Tuesday 23 January 2018

Return to 16-team top flight on agenda for National Football League

Martin Breheny

Martin Breheny

GALWAY, Monaghan, Louth and Westmeath will be the big winners if a proposal to restructure the Allianz Football League is accepted by Central Council on Saturday.

Galway and Monaghan were due to be relegated to Division 2 next year but will be granted a reprieve if the plan to increase Division 1 from eight counties to 16 (divided into two groups) is adopted.

Louth and Westmeath, the top two in Division 3 this year, were due to be promoted to Division 2 but are now in line to advance directly to the top flight.

Under the proposal, the following 16 counties will be in Division 1 (two groups of eight, decided by open draw) in 2012: Cork, Dublin, Kerry, Mayo, Down, Armagh, Monaghan, Galway, Donegal, Laois, Derry, Tyrone, Kildare, Meath, Westmeath, Louth.

The top two in each section qualify for the semi-finals, which will return to the Division 1 schedule for the first time since 2007.

Divisions 2 and 3 will comprise the following: Division 2 -- Antrim, Sligo, Wexford, Offaly, Cavan, Tipperary, Roscommon, Longford; Division 3 -- Limerick, Waterford, Wicklow, Fermanagh, Carlow, Clare, Leitrim, London, Kilkenny.

Up to a few years ago, the top 16 were divided into Divisions 1A and 1B, followed by 2A and 2B, with inter-linked promotion. The bottom two in Division 1A were replaced by the top two in 2A, similarly with 1B and 2B.

However, the new proposal, while advocating the return to a 16-county Division 1, proposes retaining Divisions 2 and 3 in their current format.

GAA head of games administration Feargal McGill said that the proposal to revamp Division 1 was designed to bring added freshness to the competition and to ensure that there was greater variety in the pairings.

The amended system would apply for two seasons, after which the 16 Division 1 teams would again be divided by an open draw.

"We think that by doing it that way, it would freshen things up every two years. It would also greatly add to the incentive for the teams outside Division 1 to work as hard as possible to get into the top group," he said.

Monaghan manager Eamonn McEneaney welcomed the proposal, believing that it would energise the Division 1 league and increase the incentive for counties lower down.

"I'm not just saying that because Monaghan were due to drop to Division 2 next year. I had the opposite experience with Monaghan and Louth in the past when the league was changed and we lost out.
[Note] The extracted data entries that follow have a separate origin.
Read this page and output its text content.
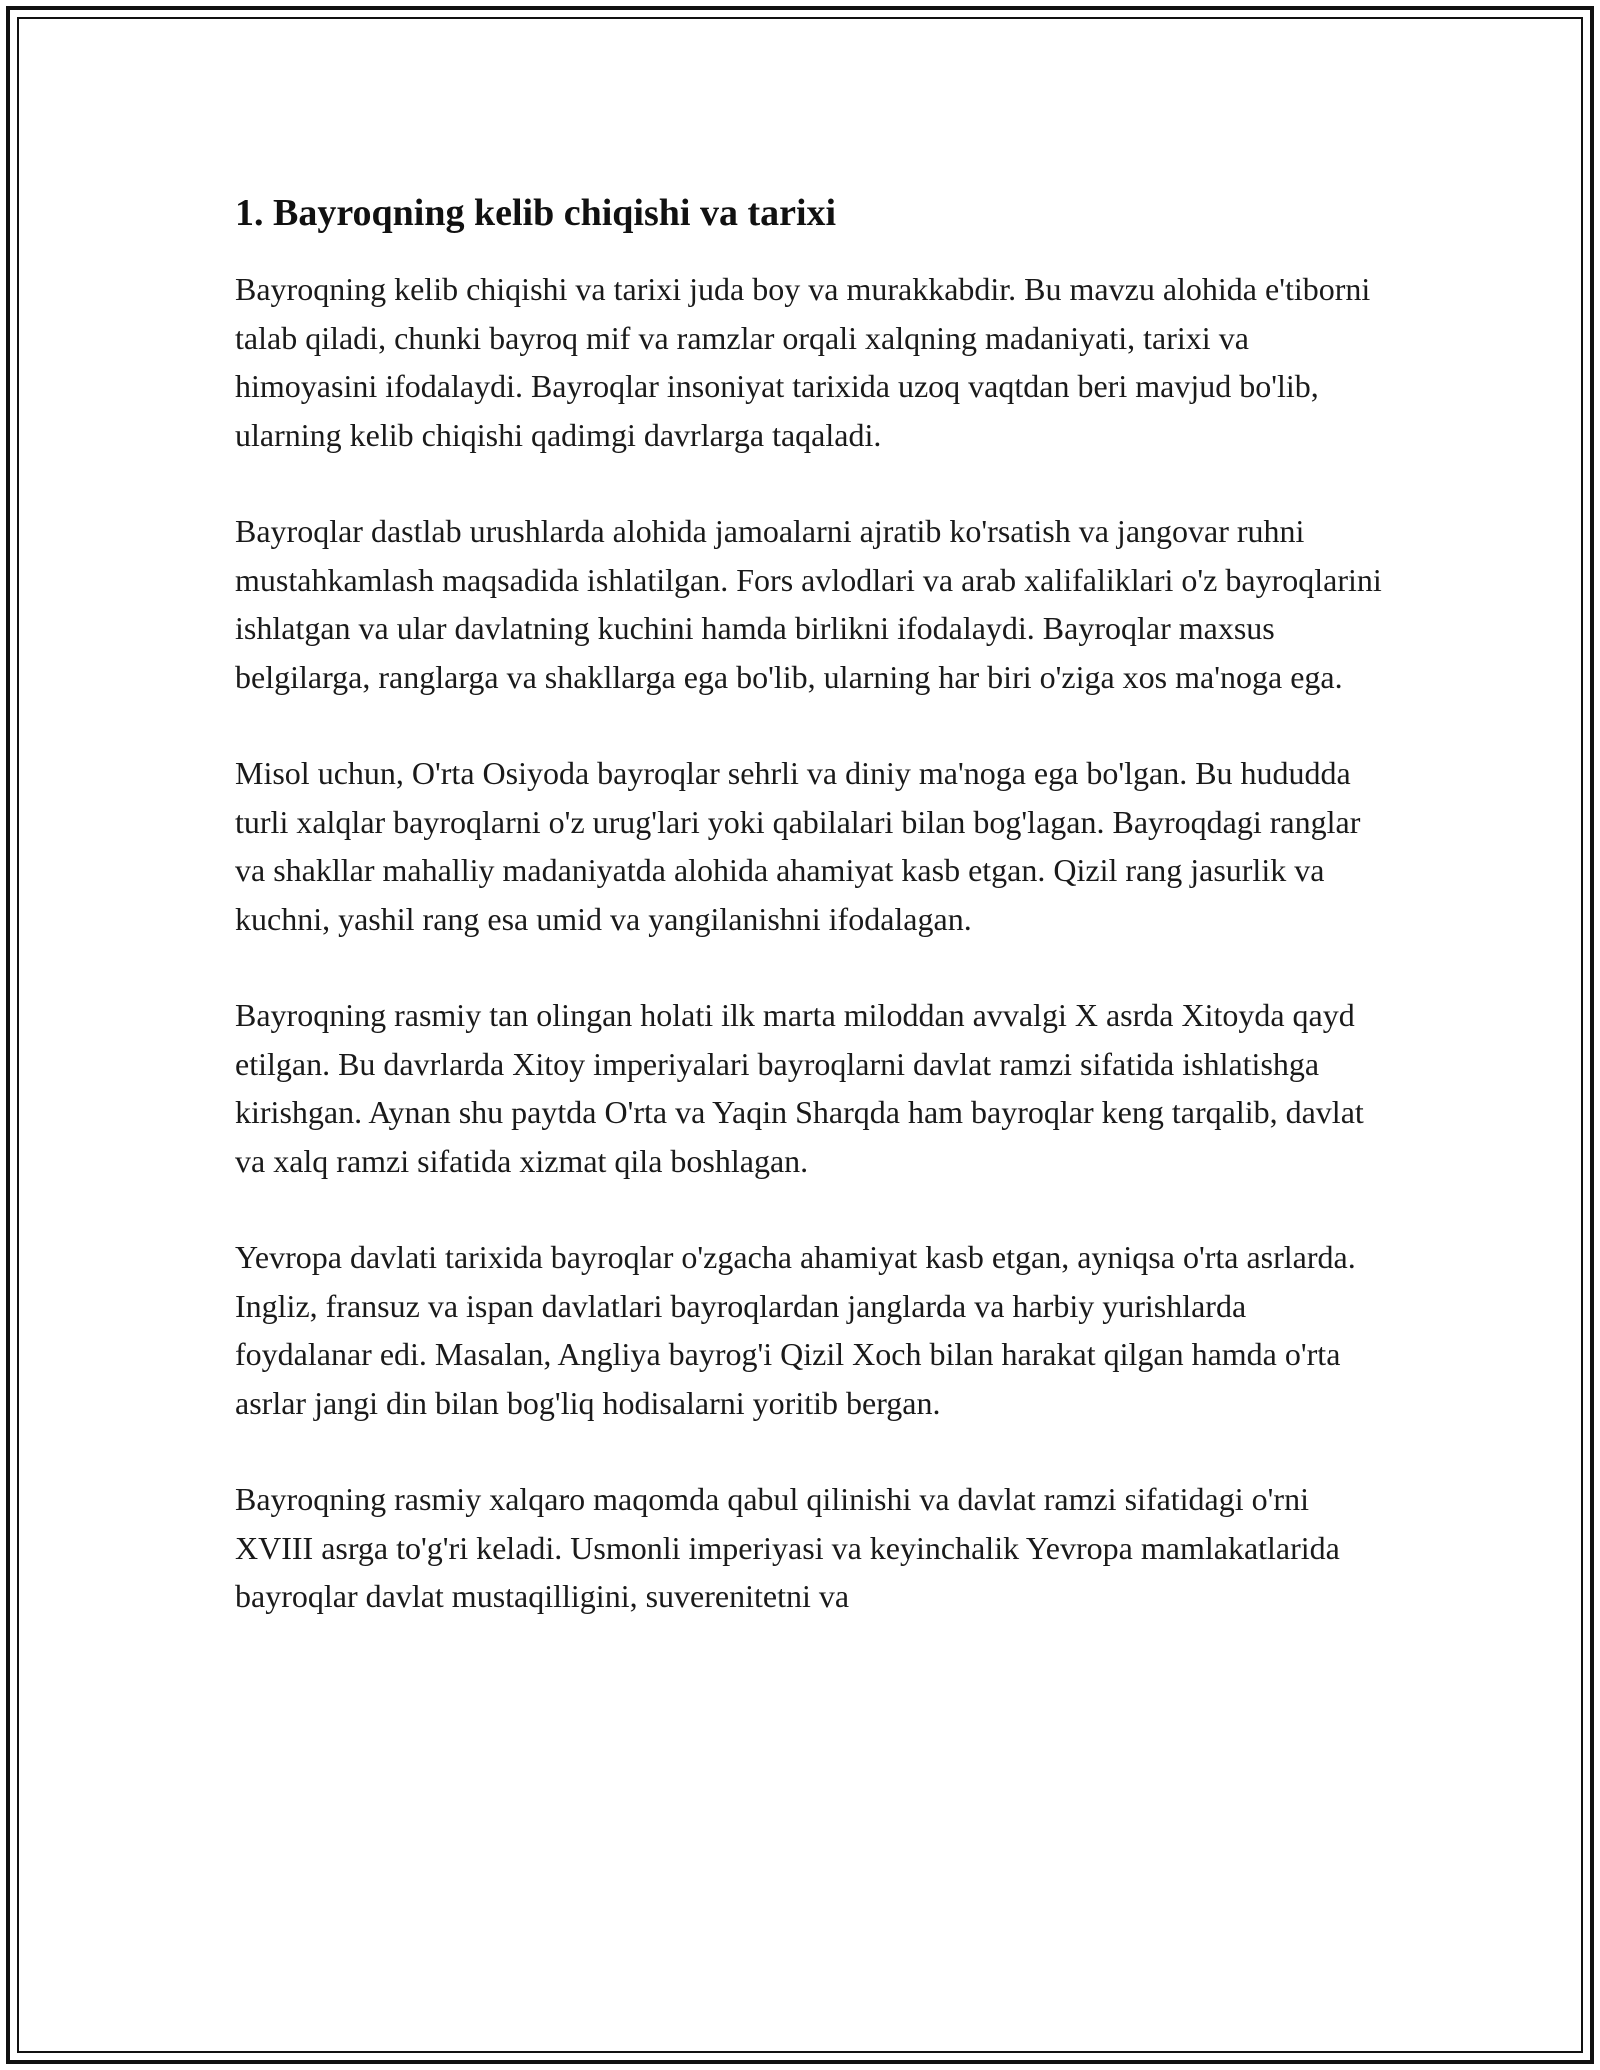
1. Bayroqning kelib chiqishi va tarixi

Bayroqning kelib chiqishi va tarixi juda boy va murakkabdir. Bu mavzu alohida e'tiborni talab qiladi, chunki bayroq mif va ramzlar orqali xalqning madaniyati, tarixi va himoyasini ifodalaydi. Bayroqlar insoniyat tarixida uzoq vaqtdan beri mavjud bo'lib, ularning kelib chiqishi qadimgi davrlarga taqaladi.

Bayroqlar dastlab urushlarda alohida jamoalarni ajratib ko'rsatish va jangovar ruhni mustahkamlash maqsadida ishlatilgan. Fors avlodlari va arab xalifaliklari o'z bayroqlarini ishlatgan va ular davlatning kuchini hamda birlikni ifodalaydi. Bayroqlar maxsus belgilarga, ranglarga va shakllarga ega bo'lib, ularning har biri o'ziga xos ma'noga ega.

Misol uchun, O'rta Osiyoda bayroqlar sehrli va diniy ma'noga ega bo'lgan. Bu hududda turli xalqlar bayroqlarni o'z urug'lari yoki qabilalari bilan bog'lagan. Bayroqdagi ranglar va shakllar mahalliy madaniyatda alohida ahamiyat kasb etgan. Qizil rang jasurlik va kuchni, yashil rang esa umid va yangilanishni ifodalagan.

Bayroqning rasmiy tan olingan holati ilk marta miloddan avvalgi X asrda Xitoyda qayd etilgan. Bu davrlarda Xitoy imperiyalari bayroqlarni davlat ramzi sifatida ishlatishga kirishgan. Aynan shu paytda O'rta va Yaqin Sharqda ham bayroqlar keng tarqalib, davlat va xalq ramzi sifatida xizmat qila boshlagan.

Yevropa davlati tarixida bayroqlar o'zgacha ahamiyat kasb etgan, ayniqsa o'rta asrlarda. Ingliz, fransuz va ispan davlatlari bayroqlardan janglarda va harbiy yurishlarda foydalanar edi. Masalan, Angliya bayrog'i Qizil Xoch bilan harakat qilgan hamda o'rta asrlar jangi din bilan bog'liq hodisalarni yoritib bergan.

Bayroqning rasmiy xalqaro maqomda qabul qilinishi va davlat ramzi sifatidagi o'rni XVIII asrga to'g'ri keladi. Usmonli imperiyasi va keyinchalik Yevropa mamlakatlarida bayroqlar davlat mustaqilligini, suverenitetni va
"I just think that having the 16 top teams in two groups would work well, especially now that semi-finals are on the way back. It would also be a boost to teams lower down, as the path to Division 1 wouldn't be as long," he said.

The big risk attached to separating teams by open draw is that it could produce a geographical imbalance, involving Leinster and/or Ulster counties, since each province has six counties in the top 16.
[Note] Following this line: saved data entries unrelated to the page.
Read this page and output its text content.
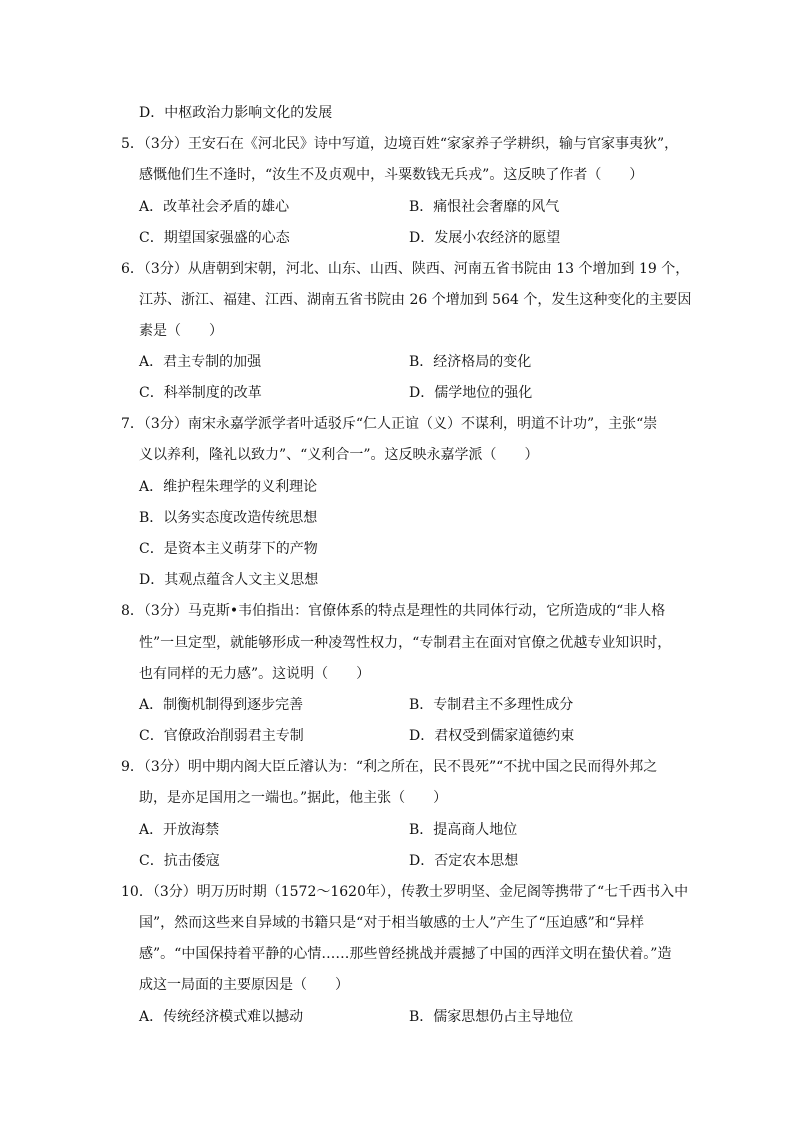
D．中枢政治力影响文化的发展
5．（3分）王安石在《河北民》诗中写道，边境百姓“家家养子学耕织，输与官家事夷狄”，
感慨他们生不逢时，“汝生不及贞观中，斗粟数钱无兵戎”。这反映了作者（　　）
A．改革社会矛盾的雄心	B．痛恨社会奢靡的风气
C．期望国家强盛的心态	D．发展小农经济的愿望
6．（3分）从唐朝到宋朝，河北、山东、山西、陕西、河南五省书院由 13 个增加到 19 个，
江苏、浙江、福建、江西、湖南五省书院由 26 个增加到 564 个，发生这种变化的主要因
素是（　　）
A．君主专制的加强	B．经济格局的变化
C．科举制度的改革	D．儒学地位的强化
7．（3分）南宋永嘉学派学者叶适驳斥“仁人正谊（义）不谋利，明道不计功”，主张“崇
义以养利，隆礼以致力”、“义利合一”。这反映永嘉学派（　　）
A．维护程朱理学的义利理论
B．以务实态度改造传统思想
C．是资本主义萌芽下的产物
D．其观点蕴含人文主义思想
8．（3分）马克斯•韦伯指出：官僚体系的特点是理性的共同体行动，它所造成的“非人格
性”一旦定型，就能够形成一种凌驾性权力，“专制君主在面对官僚之优越专业知识时，
也有同样的无力感”。这说明（　　）
A．制衡机制得到逐步完善	B．专制君主不多理性成分
C．官僚政治削弱君主专制	D．君权受到儒家道德约束
9．（3分）明中期内阁大臣丘濬认为：“利之所在，民不畏死”“不扰中国之民而得外邦之
助，是亦足国用之一端也。”据此，他主张（　　）
A．开放海禁	B．提高商人地位
C．抗击倭寇	D．否定农本思想
10．（3分）明万历时期（1572～1620年），传教士罗明坚、金尼阁等携带了“七千西书入中
国”，然而这些来自异域的书籍只是“对于相当敏感的士人”产生了“压迫感”和“异样
感”。“中国保持着平静的心情……那些曾经挑战并震撼了中国的西洋文明在蛰伏着。”造
成这一局面的主要原因是（　　）
A．传统经济模式难以撼动	B．儒家思想仍占主导地位
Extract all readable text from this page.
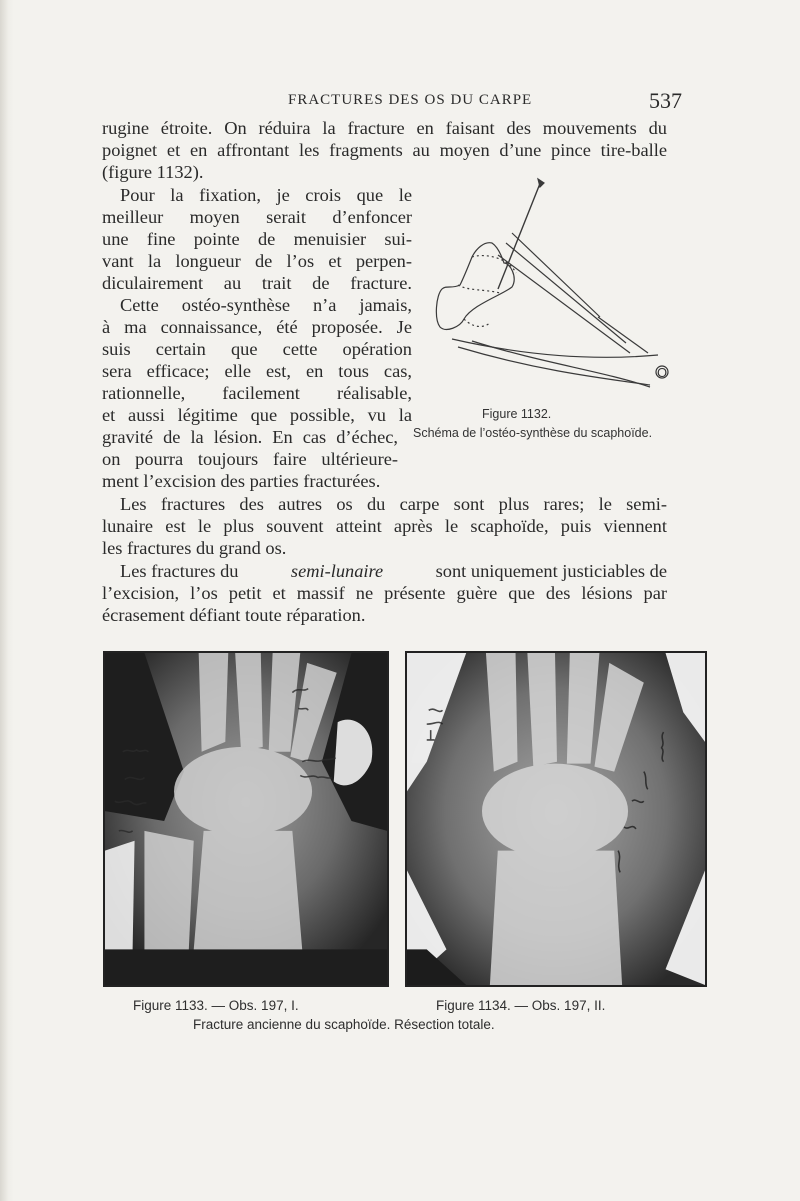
FRACTURES DES OS DU CARPE	537
rugine étroite. On réduira la fracture en faisant des mouvements du
poignet et en affrontant les fragments au moyen d’une pince tire-balle
(figure 1132).
Pour la fixation, je crois que le
meilleur moyen serait d’enfoncer
une fine pointe de menuisier sui-
vant la longueur de l’os et perpen-
diculairement au trait de fracture.
Cette ostéo-synthèse n’a jamais,
à ma connaissance, été proposée. Je
suis certain que cette opération
sera efficace; elle est, en tous cas,
rationnelle, facilement réalisable,
et aussi légitime que possible, vu la
gravité de la lésion. En cas d’échec,
on pourra toujours faire ultérieure-
ment l’excision des parties fracturées.
Les fractures des autres os du carpe sont plus rares; le semi-
lunaire est le plus souvent atteint après le scaphoïde, puis viennent
les fractures du grand os.
Les fractures du	semi-lunaire	sont uniquement justiciables de
l’excision, l’os petit et massif ne présente guère que des lésions par
écrasement défiant toute réparation.
Figure 1132.
Schéma de l’ostéo-synthèse du scaphoïde.
Figure 1133. — Obs. 197, I.	Figure 1134. — Obs. 197, II.
Fracture ancienne du scaphoïde. Résection totale.
O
In theory, that could lead to six Leinster counties in one group and six from Ulster in the other section, leaving only Cork, Kerry, Galway and Mayo as the 'outsiders' in provincial parties.

Among the other proposals considered was a north-south geographical division of counties, based on a line from Dublin to Galway. However, that has been ruled out and instead Central Council will vote on the plan to return to a 16-team Division 1.

They will also discuss three different proposals to reconfigure the hurling League.